A priority area for the beginning of this year is to review my recruitment strategies and try some new approaches.

‘It should read like a recipe’

My final take away from the formal review process revolves around the presentation of my methodology. At this early stage in my research, and given my chosen research strategy (grounded theory) it was quite hard to write about the finer details of my research design – at least in the sense that I cannot say how many interviews I will conduct, until I have completed them. The feedback I received on my methodology write up was that whilst it was detailed, it was very abstract and did not related back to my own research, but rather discussed the various techniques I had chosen to employ outside of the context of my PhD.

My assessor point out that a methodology should read like a recipe – being as explicit about the process as possible, and always relating back to the context of my own research.

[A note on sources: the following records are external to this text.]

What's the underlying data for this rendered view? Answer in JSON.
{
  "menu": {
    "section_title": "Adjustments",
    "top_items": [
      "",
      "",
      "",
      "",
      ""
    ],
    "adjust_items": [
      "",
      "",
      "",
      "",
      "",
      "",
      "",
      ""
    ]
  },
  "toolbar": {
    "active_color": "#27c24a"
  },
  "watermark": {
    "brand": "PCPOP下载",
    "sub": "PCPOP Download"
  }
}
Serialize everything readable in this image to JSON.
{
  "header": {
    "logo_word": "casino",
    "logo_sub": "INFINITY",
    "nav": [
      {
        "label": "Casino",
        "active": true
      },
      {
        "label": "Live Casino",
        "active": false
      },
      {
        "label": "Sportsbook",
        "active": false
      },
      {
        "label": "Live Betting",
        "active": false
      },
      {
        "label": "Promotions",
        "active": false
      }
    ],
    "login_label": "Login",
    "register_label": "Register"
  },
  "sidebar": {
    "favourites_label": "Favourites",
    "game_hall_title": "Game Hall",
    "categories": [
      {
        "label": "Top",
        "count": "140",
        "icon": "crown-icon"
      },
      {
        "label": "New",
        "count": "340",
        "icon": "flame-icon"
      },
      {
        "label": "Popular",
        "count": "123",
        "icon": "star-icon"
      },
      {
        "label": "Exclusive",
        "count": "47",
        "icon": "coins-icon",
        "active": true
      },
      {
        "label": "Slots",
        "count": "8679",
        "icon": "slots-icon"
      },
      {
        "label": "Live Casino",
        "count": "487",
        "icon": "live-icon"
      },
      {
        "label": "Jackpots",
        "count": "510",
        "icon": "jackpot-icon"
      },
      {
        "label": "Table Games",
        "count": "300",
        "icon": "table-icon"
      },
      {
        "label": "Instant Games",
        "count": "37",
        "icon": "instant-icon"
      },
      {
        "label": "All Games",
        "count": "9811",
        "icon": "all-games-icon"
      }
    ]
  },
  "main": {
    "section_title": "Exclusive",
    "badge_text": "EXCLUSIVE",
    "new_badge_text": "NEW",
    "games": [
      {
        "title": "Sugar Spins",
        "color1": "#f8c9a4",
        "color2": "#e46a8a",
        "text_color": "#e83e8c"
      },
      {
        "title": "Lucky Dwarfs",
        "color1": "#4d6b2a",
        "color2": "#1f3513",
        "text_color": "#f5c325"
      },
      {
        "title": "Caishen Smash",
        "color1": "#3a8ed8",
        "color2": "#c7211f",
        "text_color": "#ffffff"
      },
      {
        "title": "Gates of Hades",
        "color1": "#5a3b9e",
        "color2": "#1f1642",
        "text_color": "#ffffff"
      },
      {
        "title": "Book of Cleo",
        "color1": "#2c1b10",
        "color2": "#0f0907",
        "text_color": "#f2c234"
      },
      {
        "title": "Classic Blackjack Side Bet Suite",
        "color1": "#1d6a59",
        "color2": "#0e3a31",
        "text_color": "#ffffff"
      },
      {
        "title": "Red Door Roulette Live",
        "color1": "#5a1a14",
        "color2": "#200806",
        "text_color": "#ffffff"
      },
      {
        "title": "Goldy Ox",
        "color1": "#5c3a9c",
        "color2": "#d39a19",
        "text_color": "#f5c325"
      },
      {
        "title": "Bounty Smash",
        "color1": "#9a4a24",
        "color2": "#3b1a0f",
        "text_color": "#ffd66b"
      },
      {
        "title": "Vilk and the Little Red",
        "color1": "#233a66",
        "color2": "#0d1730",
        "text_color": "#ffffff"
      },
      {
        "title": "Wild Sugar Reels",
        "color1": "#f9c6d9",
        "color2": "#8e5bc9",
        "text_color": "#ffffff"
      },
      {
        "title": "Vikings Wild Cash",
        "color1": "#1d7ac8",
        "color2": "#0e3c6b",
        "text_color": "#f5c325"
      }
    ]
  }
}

This was particularly helpful feedback that will come in very handy when I am preparing my final submission.

 

So, I finished last year on a much needed high and have returned to the University after Christmas feeling refreshed, rejuvenated and ready to jump straight back in – which is just as well, as I have my first round of data collection for the main phase of my study starting next week – can’t wait!!

PhD Note 18/2015

This week I have mostly been:

  • Continuing reading on teacher professionalism and education. I visited the University of Leicester’s library this week and set up an external borrowers account as they have a particularly strong education library. Some interesting points have arisen from this week’s reading – namely, that Bond (1996) identifies two key aspects of a professional: autonomy, that they are regarded as competent enough to practice without intervention, and having a monopoly on a certain kind of knowledge, in the case of teachers this would be pedagogy. Through the last two governments we have seen shift from university-based teacher education to school-based training which has reduced the amount of theoretical pedagogic study. We have also witness an increase in monitoring and government dictation of a teachers role, lessening their autonomy. If we are to agree with Bond’s assertion that autonomy and a monopoly on knowledge are key to identifying a profession, these recent changes, at the hands of the government, could be seen (and have quite widely been) as a purposeful move to deprofessionalise teaching.
  • Supporting my MA students with writing their own ethical approval forms. Having only recently written my own, I think this was a good time to support others as I am very aware of the potential challenges and, having received feedback from my own supervisors, recently informed of what is expected by the Faculty’s Ethics Committee.
  • Participating in Leicester City Council’s OER schools event. The event was a great opportunity to catch up with school staff I had previously worked with as part of the DigiLit Leicester Project, and also to collect resources on OERs for my MA students.
  • Attending a library workshop on setting writing goals. I’ve been wanting to develop better writing habits as it is the part of my PhD work that I have been struggling with the most. This session helped me to see the bigger picture and how my monthly writing targets fit into my larger deadlines (such as formal review in October). It was also really useful to discuss writing with other PhD students and get some advice and tips from them.

Next week I will still be continuing my literature review work (I’m afraid this portion of my weekly updates is likely to be a little repetitive over the next month or so) but also trying out some of the great tips I picked up to help with my writing.